Synergistic Flame Retardancy of Microcapsules Based on Ammonium Polyphosphate and Aluminum Hydroxide for Lithium-Ion Batteries.

Abstract

Flame retardants have important theoretical research and applied value for lithium-ion battery safety. Microcapsule flame retardants based on ammonium polyphosphate (APP) and aluminum hydroxide (ATH) were synthesized for application in lithium-ion batteries. First, the ATH–APP was prepared by coating a layer of ATH on the surface of the core APP. Then, the ATH–APP was encapsulated by poly(urea-formaldehyde) (PUF) to obtain en-ATH–APP. The structure and flame-retardant property of en-ATH–APP, the influence of en-ATH–APP on the thermal stability of the electrode, and the electrochemical performance of the battery were studied.
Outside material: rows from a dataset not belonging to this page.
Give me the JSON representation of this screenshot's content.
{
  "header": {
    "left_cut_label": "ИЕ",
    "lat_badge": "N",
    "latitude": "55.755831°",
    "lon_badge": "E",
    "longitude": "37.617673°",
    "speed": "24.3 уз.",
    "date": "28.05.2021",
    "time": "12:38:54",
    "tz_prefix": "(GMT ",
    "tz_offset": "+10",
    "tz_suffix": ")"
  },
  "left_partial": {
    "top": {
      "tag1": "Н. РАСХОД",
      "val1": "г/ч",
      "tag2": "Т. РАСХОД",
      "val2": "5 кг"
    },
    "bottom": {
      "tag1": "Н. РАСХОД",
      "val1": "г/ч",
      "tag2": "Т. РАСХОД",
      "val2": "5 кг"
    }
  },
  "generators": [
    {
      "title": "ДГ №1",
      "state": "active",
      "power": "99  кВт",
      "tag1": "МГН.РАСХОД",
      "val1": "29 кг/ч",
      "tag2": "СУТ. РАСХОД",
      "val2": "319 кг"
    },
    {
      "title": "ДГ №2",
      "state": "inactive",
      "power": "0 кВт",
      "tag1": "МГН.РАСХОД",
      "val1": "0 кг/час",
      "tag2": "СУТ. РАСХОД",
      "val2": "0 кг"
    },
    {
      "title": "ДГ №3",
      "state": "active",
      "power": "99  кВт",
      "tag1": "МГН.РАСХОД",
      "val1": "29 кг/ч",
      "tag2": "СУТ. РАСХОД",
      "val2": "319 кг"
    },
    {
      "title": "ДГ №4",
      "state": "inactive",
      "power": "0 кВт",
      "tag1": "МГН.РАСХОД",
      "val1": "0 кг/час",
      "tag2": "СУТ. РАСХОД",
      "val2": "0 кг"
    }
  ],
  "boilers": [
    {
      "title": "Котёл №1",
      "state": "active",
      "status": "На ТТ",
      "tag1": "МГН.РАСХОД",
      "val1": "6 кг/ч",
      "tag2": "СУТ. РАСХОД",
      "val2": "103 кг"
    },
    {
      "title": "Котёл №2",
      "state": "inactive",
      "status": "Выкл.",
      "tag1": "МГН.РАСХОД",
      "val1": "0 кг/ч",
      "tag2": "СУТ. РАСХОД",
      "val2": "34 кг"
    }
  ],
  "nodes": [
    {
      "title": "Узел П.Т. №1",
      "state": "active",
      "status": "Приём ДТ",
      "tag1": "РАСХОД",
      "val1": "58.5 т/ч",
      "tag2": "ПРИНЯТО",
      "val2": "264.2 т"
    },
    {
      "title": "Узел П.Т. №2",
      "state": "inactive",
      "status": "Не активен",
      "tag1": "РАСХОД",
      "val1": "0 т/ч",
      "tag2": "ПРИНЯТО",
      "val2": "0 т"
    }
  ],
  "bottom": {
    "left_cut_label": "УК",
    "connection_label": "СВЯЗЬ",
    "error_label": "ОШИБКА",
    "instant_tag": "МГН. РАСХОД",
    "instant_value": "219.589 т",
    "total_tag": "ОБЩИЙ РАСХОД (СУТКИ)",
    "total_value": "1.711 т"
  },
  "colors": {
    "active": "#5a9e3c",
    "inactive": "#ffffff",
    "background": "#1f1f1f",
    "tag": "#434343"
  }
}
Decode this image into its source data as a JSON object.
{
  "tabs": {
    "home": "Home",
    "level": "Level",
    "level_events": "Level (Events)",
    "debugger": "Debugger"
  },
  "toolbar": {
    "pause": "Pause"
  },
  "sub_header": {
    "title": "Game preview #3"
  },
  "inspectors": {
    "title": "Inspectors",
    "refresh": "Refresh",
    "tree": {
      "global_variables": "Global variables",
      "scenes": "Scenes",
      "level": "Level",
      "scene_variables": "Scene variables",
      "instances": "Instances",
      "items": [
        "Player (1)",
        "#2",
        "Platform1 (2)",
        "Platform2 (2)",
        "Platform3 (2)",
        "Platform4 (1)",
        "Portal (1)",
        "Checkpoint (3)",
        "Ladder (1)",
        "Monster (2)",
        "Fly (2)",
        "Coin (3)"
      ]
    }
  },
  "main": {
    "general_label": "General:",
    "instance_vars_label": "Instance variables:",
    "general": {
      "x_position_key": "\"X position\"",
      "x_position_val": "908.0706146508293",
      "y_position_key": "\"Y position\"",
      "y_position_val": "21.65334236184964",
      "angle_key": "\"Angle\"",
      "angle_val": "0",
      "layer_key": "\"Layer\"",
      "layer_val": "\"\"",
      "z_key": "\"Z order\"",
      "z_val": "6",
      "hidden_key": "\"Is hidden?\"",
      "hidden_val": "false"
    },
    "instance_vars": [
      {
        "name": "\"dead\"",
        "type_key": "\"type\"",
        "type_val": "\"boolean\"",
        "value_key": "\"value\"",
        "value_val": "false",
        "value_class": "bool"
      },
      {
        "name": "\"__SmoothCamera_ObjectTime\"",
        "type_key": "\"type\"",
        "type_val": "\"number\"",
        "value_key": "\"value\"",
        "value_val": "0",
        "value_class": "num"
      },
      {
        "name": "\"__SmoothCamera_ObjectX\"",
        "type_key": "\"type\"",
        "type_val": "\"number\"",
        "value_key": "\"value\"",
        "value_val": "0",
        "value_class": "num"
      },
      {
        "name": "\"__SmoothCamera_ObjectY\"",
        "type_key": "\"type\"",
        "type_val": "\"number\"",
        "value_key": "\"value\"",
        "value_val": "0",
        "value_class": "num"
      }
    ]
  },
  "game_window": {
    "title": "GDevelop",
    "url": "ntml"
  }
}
The results of Fourier transform infrared and scanning electron microscope experiments indicated that APP was coated with ATH and PUF in turn. The results of differential scanning calorimetry and the fire extinguishing test for electrodes manifested that en-ATH–APP had better flame-retardant property than APP because of the synergistic effect between APP and ATH. Moreover, the flame-retardant efficiency of en-ATH–APP was comparable to that of ATH–APP, indicating that the presence of PUF had almost no effect on the flame-retardant property. The results of electrochemical experiments indicated that en-ATH–APP had the best electrochemical compatibility for the battery compared with APP and ATH–APP. The research lights the way to improve inherent safety of lithium-ion batteries by adding en-ATH–APP to the cathode.